This was early in January, 1880. To
Howells he reports his difficulties, and his drastic method
of ending them.
*****
To W. D. Howells, in Boston:
HARTFORD, Jan. 8, '80.
MY DEAR HOWELLS,--Am waiting for Patrick to come with the carriage. Mrs.
Clemens and I are starting (without the children) to stay indefinitely
in Elmira. The wear and tear of settling the house broke her down,
and she has been growing weaker and weaker for a fortnight. All
that time--in fact ever since I saw you--I have been fighting a
life-and-death battle with this infernal book and hoping to get done
some day. I required 300 pages of MS, and I have written near 600 since
I saw you--and tore it all up except 288. This I was about to tear up
yesterday and begin again, when Mrs. Perkins came up to the billiard
room and said, "You will never get any woman to do the thing necessary
to save her life by mere persuasion; you see you have wasted your words
for three weeks; it is time to use force; she must have a change; take
her home and leave the children here."
I said, "If there is one death that is painfuller than another, may I
get it if I don't do that thing."
So I took the 288 pages to Bliss and told him that was the very last
line I should ever write on this book. (A book which required 2600 pages
of MS, and I have written nearer four thousand, first and last.)
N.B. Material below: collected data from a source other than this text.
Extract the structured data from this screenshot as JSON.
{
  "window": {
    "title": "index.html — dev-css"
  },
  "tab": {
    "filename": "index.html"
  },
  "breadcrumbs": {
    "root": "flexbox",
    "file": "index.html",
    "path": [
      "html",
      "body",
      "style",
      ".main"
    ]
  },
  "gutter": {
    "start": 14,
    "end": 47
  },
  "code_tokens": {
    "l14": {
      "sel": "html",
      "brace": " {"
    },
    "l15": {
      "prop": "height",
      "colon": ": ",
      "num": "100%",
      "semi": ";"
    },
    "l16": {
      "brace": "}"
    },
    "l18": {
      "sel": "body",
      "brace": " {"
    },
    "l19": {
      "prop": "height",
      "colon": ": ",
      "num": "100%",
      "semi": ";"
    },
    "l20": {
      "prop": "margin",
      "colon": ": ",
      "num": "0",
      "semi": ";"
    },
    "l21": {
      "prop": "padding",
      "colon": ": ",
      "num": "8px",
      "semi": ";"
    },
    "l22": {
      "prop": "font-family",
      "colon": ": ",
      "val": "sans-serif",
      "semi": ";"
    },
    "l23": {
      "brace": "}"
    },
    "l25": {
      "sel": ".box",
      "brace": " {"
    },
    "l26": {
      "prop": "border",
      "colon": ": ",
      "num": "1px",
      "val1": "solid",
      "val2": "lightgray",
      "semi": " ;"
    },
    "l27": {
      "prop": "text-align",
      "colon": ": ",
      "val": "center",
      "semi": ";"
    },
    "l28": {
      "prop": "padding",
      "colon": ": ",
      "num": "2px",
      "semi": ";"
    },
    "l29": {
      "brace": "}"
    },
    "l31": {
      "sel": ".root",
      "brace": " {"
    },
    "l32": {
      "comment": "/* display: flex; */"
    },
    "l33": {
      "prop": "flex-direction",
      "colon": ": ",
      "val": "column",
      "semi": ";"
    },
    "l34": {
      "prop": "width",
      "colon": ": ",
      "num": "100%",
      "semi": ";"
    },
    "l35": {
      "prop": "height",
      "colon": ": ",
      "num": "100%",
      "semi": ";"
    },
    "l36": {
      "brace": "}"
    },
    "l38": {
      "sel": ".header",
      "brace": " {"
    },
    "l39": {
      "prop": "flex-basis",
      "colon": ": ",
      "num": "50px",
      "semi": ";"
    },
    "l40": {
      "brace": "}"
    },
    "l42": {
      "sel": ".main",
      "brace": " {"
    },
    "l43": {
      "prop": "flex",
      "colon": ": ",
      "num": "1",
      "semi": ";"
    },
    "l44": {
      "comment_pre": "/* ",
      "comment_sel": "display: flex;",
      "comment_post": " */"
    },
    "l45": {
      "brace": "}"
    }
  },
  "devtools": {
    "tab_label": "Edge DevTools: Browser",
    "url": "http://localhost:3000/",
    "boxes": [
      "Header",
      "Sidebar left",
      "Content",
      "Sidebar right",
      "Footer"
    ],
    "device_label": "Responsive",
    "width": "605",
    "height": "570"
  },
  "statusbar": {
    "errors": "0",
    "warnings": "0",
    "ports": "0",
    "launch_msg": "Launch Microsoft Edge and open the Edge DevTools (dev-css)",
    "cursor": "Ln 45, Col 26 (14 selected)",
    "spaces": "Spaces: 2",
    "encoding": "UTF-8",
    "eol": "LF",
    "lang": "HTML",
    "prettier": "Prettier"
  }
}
I am as soary (and flighty) as a rocket, to-day, with the unutterable
joy of getting that Old Man of the Sea off my back, where he has been
roosting for more than a year and a half. Next time I make a contract
before writing the book, may I suffer the righteous penalty and be
burnt, like the injudicious believer.
I am mighty glad you are done your book (this is from a man who, above
all others, feels how much that sentence means) and am also mighty glad
you have begun the next (this is also from a man who knows the felicity
of that, and means straightway to enjoy it.) The Undiscovered starts off
delightfully--I have read it aloud to Mrs. C. and we vastly enjoyed it.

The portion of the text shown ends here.